Dr. Dragutsky: That’s a great question. I think that eventually we are going to catch up on procedures. Lot of our procedures were deferred but not cancelled especially since we postponed all elective procedures which people need and will be done after the crisis is over. But it may affect the valuation somewhat because the financial institutions will look at earnings over a certain period of time when they make their valuations and compute their EBITDA.
But I’m impressed with my group that… the reason that we entered into a private equity deal was not to take money off the table. This was never an issue that we’re going to take so much money and put into our pockets and that’s it. The money…the financial aspect was always secondary. The reason for this is down the road to be…necessary to compete in the healthcare environment and we feel that consolidation is important for us to maintain our practice, both, the way we practice medicine but also maintain the financial upsides of an independent practice and that’s our long term goal. So, even if the valuation may change somewhat in the near term with private equity transactions… that is not important thing to me. The important thing, the important aspect of this whole reason to consolidate is looking five to ten years in the future that consolidation is necessary. So, to some the valuations may change but that’s never been in the forefront of our minds. It’s the end goal that is the important thing and I think that overall looking into the future, the upsides financially and to maintain independent practices outweigh any changes in valuation that may happen in the near term.
Praveen Suthrum: Okay. And, while on the topic of valuation I had a follow up question. Clearly, gastroenterology is going the digital way, right? If anything. And I’m not just talking about telemedicine, but you know, I do think post COVID-19 the digital direction is going to accelerate. Now, a lot of these valuations are based on an old world that may not exist in the future, right? So, previously certain procedures were done in a certain way but then post COVID-19, the same thing might look differently, we might do procedures differently there’s a whole digital aspect to it. Just your reflection on how that might connect to valuation.
Dr. Dragutsky:You are the guru of prognosticating the digital future of GI and I know you have a book coming out, Scope Forward that details this so we are all looking forward to that. But I agree that we are changing not just with telehealth, but we are going to the digital world and I’m not sure if it affects the valuation per se but, one of the attractions of gastroenterology from private equity is that we have a full set of ancillaries and ancillaries have been changing throughout time. We have been able to add ancillaries like infusion and pharmacy and research and we’re very diversified as a specialty goes which is an attraction in the financial world.

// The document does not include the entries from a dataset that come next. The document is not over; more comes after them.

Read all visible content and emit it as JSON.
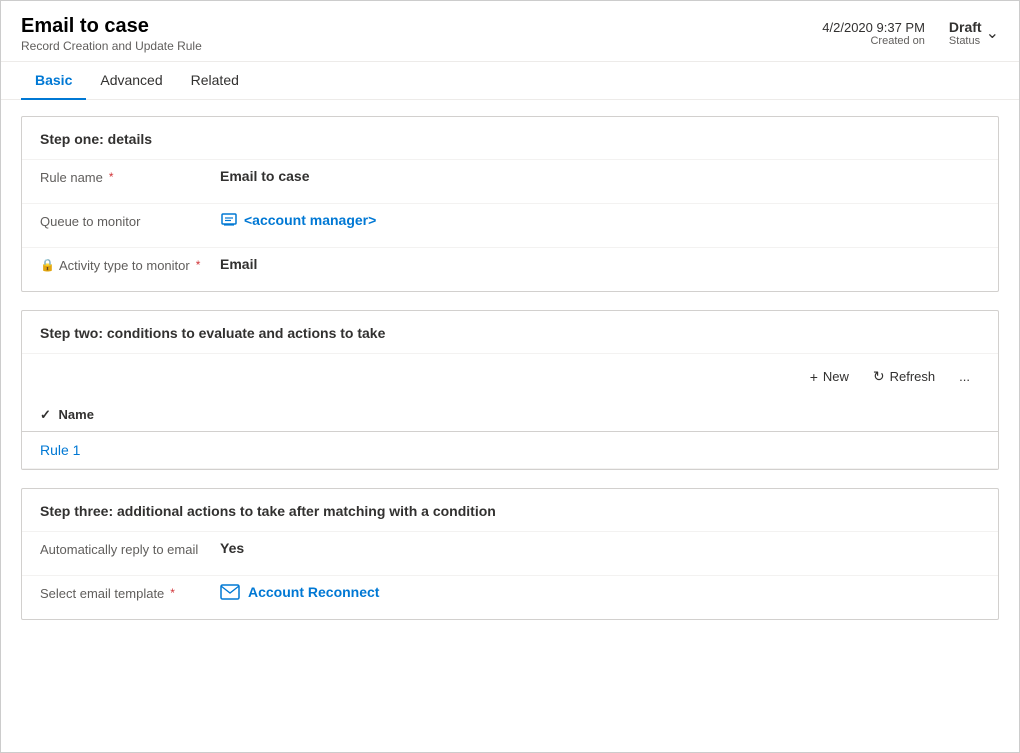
{
  "header": {
    "title": "Email to case",
    "subtitle": "Record Creation and Update Rule",
    "meta_date": "4/2/2020 9:37 PM",
    "meta_label": "Created on",
    "status_text": "Draft",
    "status_label": "Status"
  },
  "tabs": [
    {
      "id": "basic",
      "label": "Basic",
      "active": true
    },
    {
      "id": "advanced",
      "label": "Advanced",
      "active": false
    },
    {
      "id": "related",
      "label": "Related",
      "active": false
    }
  ],
  "step_one": {
    "title": "Step one: details",
    "fields": [
      {
        "label": "Rule name",
        "required": true,
        "has_lock": false,
        "value": "Email to case",
        "value_type": "bold"
      },
      {
        "label": "Queue to monitor",
        "required": false,
        "has_lock": false,
        "value": "<account manager>",
        "value_type": "link",
        "icon": "queue"
      },
      {
        "label": "Activity type to monitor",
        "required": true,
        "has_lock": true,
        "value": "Email",
        "value_type": "bold"
      }
    ]
  },
  "step_two": {
    "title": "Step two: conditions to evaluate and actions to take",
    "toolbar": {
      "new_label": "New",
      "refresh_label": "Refresh",
      "more_label": "..."
    },
    "table": {
      "column_name": "Name",
      "rows": [
        {
          "name": "Rule 1"
        }
      ]
    }
  },
  "step_three": {
    "title": "Step three: additional actions to take after matching with a condition",
    "fields": [
      {
        "label": "Automatically reply to email",
        "required": false,
        "has_lock": false,
        "value": "Yes",
        "value_type": "bold"
      },
      {
        "label": "Select email template",
        "required": true,
        "has_lock": false,
        "value": "Account Reconnect",
        "value_type": "link",
        "icon": "email-template"
      }
    ]
  }
}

I think that things will always change and as we go into the digital world that will be another ancillary that will come into play and it just exemplifies the place that gastroenterology has with this diversification. And that will continue through all the technological advances that are happening in medicine.
Praveen Suthrum: Thank you and I wish you the very best in going forward and do stay safe, you and your team and I will talk to you soon.
Dr. Dragutsky:Okay. Thank you so much. Stay safe and sound.
By Praveen Suthrum, President & Co-Founder, NextServices.